Recycling-Kreislauf von Fahrradreifen
Hier eine Übersicht, wie der Recycling-Kreislauf von Fahrradreifen funktioniert:
- Die Fahrrad-Altreifen werden in vier Stufen zerkleinert und separiert.
- 1 Tonne Altreifen ergeben 150 kg Stahl + 100 kg Textilfasern + 750 kg Gummigranulat.
- Das Gummigranulat landet bei 700 °C unter Sauerstoffausschluss im Pyrolyse-Backofen.
- Es entstehen: 190 kg Prozessgas, 250 kg Pyrolyse-Öl und 310 kg Pyrolyse-Koks rCB (Recovered Carbon Black).
- Mit dem Gas wird die Pyrolyse-Anlage energieautark betrieben.
- Das Öl findet seinen Einsatz als Rohölersatz und wird von BASF abgenommen.
- Das rCB wird für die Produktion neuer Reifen verwendet.
Ingo Ruhland und sein Traum vom Reifen-Recycling
Radhändler Ingo Ruhland glaubte fest daran, dass Reifen-Recycling eines Tages möglich sein wird. Er sollte recht behalten. 23 Jahre, nachdem er angefangen hatte, Altreifen von Kunden für den Tag x aufzuheben, wurden die angesammelten 20 000 Exemplare von Schwalbe abgeholt.
Die Meldung klang wie ein Märchen und ging durch alle Medien: Radhändler Ingo Ruhland aus Freising hatte jahrelang die alten Reifen seiner Kundschaft gesammelt, weil er es als Verbrechen an der Umwelt empfand, sie einfach in die Müllverbrennung zu geben. Insgeheim habe er gehofft, dass irgendwann ein Recycling-Verfahren entwickelt werde. “Reifen sind kein Müll, sondern Wertstoffe”, stellt Ingo Ruhland klar.
Schwalbes Versprechen: 80 Prozent CO2-Ersparnis
Bisher war Schwalbe, einem Vorreiter in Sachen Nachhaltigkeit, das Recycling nur mit Schläuchen gelungen. Das System auf Reifen auszuweiten stellt einen gewaltigen Quantensprung dar, da diese im Aufbau komplexer und von den Materialien her vielfältiger sind.

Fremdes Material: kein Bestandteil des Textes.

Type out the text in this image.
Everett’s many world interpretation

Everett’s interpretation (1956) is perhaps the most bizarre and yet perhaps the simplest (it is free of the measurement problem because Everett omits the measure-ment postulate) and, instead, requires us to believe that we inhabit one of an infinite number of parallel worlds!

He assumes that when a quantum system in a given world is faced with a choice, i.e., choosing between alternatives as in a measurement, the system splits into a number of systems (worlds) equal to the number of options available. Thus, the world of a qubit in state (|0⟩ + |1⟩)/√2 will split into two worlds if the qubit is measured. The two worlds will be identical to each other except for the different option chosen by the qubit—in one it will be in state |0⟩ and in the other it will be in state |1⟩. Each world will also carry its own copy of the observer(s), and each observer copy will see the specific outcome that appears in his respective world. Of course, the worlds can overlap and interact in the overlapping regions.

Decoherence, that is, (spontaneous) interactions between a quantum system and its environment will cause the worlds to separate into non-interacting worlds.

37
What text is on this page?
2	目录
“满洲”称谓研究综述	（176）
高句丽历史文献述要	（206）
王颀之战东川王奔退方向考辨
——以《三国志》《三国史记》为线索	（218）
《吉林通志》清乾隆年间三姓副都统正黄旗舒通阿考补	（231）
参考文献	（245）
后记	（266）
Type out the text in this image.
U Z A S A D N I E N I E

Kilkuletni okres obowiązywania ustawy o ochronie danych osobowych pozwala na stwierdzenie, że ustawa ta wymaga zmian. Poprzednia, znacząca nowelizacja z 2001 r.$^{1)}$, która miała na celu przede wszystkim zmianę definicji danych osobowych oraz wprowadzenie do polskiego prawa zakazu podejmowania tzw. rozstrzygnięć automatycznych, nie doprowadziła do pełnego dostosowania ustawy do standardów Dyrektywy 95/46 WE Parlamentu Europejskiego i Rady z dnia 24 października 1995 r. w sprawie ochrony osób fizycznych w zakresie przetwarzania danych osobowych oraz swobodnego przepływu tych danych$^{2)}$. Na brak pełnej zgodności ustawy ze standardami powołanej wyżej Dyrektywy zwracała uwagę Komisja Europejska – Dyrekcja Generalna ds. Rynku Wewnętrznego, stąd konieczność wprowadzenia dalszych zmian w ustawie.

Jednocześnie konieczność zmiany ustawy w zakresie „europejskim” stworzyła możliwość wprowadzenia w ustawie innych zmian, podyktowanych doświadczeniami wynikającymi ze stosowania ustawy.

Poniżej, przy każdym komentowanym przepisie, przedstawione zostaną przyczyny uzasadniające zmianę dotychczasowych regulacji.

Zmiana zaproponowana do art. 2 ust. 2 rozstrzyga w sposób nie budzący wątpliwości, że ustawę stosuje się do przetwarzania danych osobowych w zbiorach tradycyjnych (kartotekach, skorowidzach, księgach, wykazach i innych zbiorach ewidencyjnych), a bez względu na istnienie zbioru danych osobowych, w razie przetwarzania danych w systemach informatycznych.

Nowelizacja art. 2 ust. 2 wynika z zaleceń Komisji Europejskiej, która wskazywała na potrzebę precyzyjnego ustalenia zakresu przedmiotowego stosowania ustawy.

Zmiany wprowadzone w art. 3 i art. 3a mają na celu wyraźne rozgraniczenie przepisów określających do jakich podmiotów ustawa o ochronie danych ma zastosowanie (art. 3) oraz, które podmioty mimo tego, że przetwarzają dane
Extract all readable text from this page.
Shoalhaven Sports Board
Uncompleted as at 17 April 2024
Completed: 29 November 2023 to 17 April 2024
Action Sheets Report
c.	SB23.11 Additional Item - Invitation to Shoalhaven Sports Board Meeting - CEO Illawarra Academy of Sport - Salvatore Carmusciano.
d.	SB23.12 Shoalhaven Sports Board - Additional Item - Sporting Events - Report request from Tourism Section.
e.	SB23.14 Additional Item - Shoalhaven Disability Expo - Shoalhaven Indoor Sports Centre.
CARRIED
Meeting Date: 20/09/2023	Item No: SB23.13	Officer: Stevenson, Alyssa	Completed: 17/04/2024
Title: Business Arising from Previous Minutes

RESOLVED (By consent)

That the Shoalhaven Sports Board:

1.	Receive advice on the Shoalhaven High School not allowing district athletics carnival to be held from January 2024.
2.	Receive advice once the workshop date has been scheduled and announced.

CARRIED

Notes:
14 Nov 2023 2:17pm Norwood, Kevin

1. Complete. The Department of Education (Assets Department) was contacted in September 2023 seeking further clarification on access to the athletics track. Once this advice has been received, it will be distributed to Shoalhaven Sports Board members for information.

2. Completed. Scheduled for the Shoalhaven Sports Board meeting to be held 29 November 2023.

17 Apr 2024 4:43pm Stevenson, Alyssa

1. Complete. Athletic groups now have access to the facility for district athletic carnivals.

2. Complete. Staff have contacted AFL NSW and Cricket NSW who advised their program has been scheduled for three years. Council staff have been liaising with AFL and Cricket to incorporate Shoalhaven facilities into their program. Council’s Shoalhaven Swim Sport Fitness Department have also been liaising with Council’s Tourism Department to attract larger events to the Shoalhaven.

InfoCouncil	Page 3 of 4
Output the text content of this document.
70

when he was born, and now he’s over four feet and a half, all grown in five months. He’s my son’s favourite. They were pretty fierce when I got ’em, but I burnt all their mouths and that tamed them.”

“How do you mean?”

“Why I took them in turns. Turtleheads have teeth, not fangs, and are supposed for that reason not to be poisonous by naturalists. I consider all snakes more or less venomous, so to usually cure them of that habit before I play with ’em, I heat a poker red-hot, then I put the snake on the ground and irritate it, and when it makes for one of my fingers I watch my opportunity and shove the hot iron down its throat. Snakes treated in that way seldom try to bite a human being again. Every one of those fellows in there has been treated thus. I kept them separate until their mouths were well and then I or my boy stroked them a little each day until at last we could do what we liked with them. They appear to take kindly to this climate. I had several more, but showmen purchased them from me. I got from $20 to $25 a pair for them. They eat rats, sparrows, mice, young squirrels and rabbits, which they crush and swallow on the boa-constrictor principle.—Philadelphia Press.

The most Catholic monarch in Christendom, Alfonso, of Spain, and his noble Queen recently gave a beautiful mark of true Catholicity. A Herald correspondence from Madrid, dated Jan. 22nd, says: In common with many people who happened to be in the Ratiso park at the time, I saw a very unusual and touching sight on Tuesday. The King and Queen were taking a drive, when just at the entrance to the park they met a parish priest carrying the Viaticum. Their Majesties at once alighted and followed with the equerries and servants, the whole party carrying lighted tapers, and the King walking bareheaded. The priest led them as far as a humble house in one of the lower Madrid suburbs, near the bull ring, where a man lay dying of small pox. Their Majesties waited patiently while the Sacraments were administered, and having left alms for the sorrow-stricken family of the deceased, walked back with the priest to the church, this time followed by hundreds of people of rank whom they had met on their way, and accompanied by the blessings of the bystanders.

Und so funktioniert es: Kunden können die Fahrradreifen bei allen Händlern, die sich an dem Programm beteiligen, abgeben. Das Logistikunternehmen Emona bringt die Sammelcontainer zum Reifen-Recycling-Stützpunkt von Pyrum. Dort werden die Bestandteile der Reifen in einem patentierten, thermischen Verfahren voneinander getrennt. Danach werden die wiedergewonnenen Rohstoffe für die Produktion neuer Reifen einsetzt. Knapp 80 Prozent CO2 werden laut Schwalbe so gespart.
Reifen-Recycling Infos: Rückgabe und Kosten
Wo gebe ich meinen alten Fahrradreifen ab?
Auf der Schwalbe-Webseite finden sich mittlerweile über 1300 teilnehmende Händler. Dort können alte Fahrradreifen abgegeben werden.
Kann ich auch Fahrradreifen anderer Marken abgeben?
Ja. Es wird jeder Fahrradreifen angenommen und recycelt. Und man kann natürlich auch Reifen abgeben, wenn man keinen neuen kauft.
Werden die Kosten an mich weitergegeben?
Das ist individuell. Zumeist kommt der Händler für die Kosten der Entsorgung (139 Euro pro Container) auf. Es gibt jedoch auch vereinzelt Shops, die von den Kunden eine kleine Beteiligung verlangen.